Bebeğin gelişiminde insanlığın-, sırasıyla vahşilikten ilkelliğe, oradan da uygarlığa-, tüm hallerini görmek mümkün. Bebek, çocuk, yetişkin. Büyümenin sıçrama dinamiği. Doğma, büyüme, çürüme. İnsanlaşma. Birinden bir diğerine geçmek yeni bir yasaya uymakla ancak mümkün. Uymak olur da, uyum sağlamak kolay mı? Feragat. Sonraki uğruna öncekini baltalamak. Uyum bir bakıma travmatiktir de. Her adaptasyon bir parça yarayı da beraberinde getirirken, her yaralanış elbette bir iz bırakır. Bedenin izleri gözükür de, zihninkiler deruni. Davranışlarımızda saklıdır bu izler. Sözgelimi hırçınlığımızsa şayet söz konusu olan daha önce ket vurulmuş arzularımızdan ötürüdür hırçınlığımız. Şiddet mi? Aşamadığımız duvarlardan, yasanın boğuculuğundandır o bir bakıma. Bebek dil’e çarpa çarpa çocuk olmayı öğrenir; çocuk dilin rutinini kavrayıp buhrana kapıldığında sıkılgan bir yetişkinliğe adım atar. Başlar böylece sislerin ardındaki bitiş çizgisine varana değin huzursuzluğun kitabı alacakaranlıkta.
Sözü bağlamış olmak için: Dünya kendisini aydınlatan güneşin etrafında dönüyor. Gece Sempozyumu oyunu da bu insan oluşa her daim eşlik eden karanlık buhranın öncesi, ortası ve sonrasında döndürüyor bizi. Oyun Güven Kıraç’ın oynadığı karakterlerden bir tanesinin kimi yabancı dillerden sözcükleri andıran fakat çoğunluğu anlamsız hırıltılar, mırıldanmalar, bağırtılar çıkarmasıyla başlıyor. Seyirci olarak biz kafkavari bir ortama düşmüş bulunuyoruz: Neredeyiz ve neden buradayız?
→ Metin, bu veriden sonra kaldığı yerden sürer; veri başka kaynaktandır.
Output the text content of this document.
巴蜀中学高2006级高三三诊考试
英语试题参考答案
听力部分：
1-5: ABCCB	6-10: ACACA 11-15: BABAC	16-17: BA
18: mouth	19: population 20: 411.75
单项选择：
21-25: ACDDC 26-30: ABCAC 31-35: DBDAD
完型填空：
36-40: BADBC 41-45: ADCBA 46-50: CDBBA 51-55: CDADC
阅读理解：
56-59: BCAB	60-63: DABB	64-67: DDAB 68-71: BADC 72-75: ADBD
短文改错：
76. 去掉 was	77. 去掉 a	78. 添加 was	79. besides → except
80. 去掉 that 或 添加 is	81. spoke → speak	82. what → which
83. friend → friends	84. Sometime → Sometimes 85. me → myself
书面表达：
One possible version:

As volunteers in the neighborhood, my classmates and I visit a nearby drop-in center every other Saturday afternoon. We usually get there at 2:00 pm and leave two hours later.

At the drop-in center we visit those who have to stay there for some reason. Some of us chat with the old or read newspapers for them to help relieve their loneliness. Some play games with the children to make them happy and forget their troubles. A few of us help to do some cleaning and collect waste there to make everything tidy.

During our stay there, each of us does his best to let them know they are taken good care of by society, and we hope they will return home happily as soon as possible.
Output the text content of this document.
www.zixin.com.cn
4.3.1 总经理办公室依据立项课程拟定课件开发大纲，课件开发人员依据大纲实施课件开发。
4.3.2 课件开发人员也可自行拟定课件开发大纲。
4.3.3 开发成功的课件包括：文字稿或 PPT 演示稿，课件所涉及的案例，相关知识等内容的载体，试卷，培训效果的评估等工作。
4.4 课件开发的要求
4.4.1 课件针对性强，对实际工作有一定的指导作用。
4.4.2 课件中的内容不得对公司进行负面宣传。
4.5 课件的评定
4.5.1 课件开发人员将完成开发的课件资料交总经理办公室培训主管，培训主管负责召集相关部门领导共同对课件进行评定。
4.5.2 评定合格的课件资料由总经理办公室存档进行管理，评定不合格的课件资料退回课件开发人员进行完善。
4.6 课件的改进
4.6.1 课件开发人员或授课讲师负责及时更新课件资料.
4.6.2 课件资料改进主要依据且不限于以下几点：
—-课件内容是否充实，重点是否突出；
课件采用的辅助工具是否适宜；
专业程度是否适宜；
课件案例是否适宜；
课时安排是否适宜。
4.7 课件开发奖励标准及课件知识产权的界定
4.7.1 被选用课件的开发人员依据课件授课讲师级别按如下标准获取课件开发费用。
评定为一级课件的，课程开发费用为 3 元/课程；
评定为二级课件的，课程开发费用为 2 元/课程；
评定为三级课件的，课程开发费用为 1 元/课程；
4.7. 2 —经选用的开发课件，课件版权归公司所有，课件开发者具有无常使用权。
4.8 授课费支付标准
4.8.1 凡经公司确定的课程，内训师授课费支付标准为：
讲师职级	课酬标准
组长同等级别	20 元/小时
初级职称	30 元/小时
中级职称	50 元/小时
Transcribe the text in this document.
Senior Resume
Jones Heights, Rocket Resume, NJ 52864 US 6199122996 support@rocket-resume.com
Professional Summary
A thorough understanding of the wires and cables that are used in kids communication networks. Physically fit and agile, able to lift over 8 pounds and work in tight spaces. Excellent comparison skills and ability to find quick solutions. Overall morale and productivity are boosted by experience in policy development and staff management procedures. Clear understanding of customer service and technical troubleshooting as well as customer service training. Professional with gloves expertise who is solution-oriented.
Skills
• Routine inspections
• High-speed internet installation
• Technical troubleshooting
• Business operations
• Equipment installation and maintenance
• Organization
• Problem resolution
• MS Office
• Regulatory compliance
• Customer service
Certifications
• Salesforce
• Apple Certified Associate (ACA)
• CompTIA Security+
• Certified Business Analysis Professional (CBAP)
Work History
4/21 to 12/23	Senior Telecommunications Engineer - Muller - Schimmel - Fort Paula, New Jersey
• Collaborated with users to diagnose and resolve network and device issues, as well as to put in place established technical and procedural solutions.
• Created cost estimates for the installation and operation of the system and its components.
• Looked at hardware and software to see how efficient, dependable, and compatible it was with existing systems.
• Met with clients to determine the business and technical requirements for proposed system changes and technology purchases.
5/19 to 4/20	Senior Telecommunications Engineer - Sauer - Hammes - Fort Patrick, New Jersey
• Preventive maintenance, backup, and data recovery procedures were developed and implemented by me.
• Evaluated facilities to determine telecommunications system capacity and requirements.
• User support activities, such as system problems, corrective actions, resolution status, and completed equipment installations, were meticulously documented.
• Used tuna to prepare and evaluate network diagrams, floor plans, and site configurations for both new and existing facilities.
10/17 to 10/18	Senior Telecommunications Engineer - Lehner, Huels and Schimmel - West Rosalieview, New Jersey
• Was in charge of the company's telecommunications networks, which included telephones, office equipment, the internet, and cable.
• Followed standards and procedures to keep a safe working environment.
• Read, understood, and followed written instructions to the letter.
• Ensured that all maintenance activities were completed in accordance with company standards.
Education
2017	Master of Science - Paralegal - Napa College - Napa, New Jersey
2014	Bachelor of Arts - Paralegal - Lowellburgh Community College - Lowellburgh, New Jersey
Anne karnındaki karanlık sulardan düşmüş bebek için de dış dünya tam olarak bu. Bir’e aitken, henüz bir yahut ayrı olduğunu dahi bilmezken, iki’deki bir olmak. Düşmek rahimden.
Bebeğin ilk evresi vahşilik dedik, bir nevi hayvan oluş karşımızda serilmekte olan. Sahne bir havuzu, bir ringi, bir beşiği andırıyor. Seyirci de bu bebek-adam-hayvanın iletişim ‘çabası’nı anlamlandırmaya çalışan. Sonra bir kadın çıkageliyor (Derya Alabora); sözcükler düşünüşümüzü ve davranışımızı belirler, uygarlığın inceliğidir bu: Bir kadın, aynı zamanda bir ‘hanımefendi.’ Güven Kıraç’ın karakteri başka bir karakter olan uşağa dönüşüyor onun gelişiyle. O kadın bir anne de. Sonra oğul çıkageliyor. Remi. Anne oğul sohbetlerinden anlaşılıyor ki: Oğul sitemkar, anne talepkâr. Babadan hoşnut değil oğul; yasa koyucuya karşı mahçup, fakat öfkeli. Kanayıp duruyor hafızası: “Yapma oğlum, etme oğlum; keserim bak pipini!” Neden talepkâr peki anne? Öğreniyoruz ki bu oğul birinci oğul, fakat anneyi tatmin etmiyor, oğul istenilen karşısında gönülsüz. Babaya karşı diğer oğlu havuza sürüyor anne. Marcel. İttifak arayışı. Onu da manipüle edemiyor ve böylece üçüncü oğul ringe düşüyor. İşte annenin en sevdiği evlat, evin pek bir sorumluluğu olmayan, çoğu eksiklik yahut hatalarına rağmen daha çok sevilip, kayırılan en küçük oğlu. Bütün dile gelmemiş mümkün hayal kırıklıklarına rağmen tutunulabilen son umut. İçinde önceki evlatlara nazaran henüz yanlışlanmamış vaatler bulunan Şarl.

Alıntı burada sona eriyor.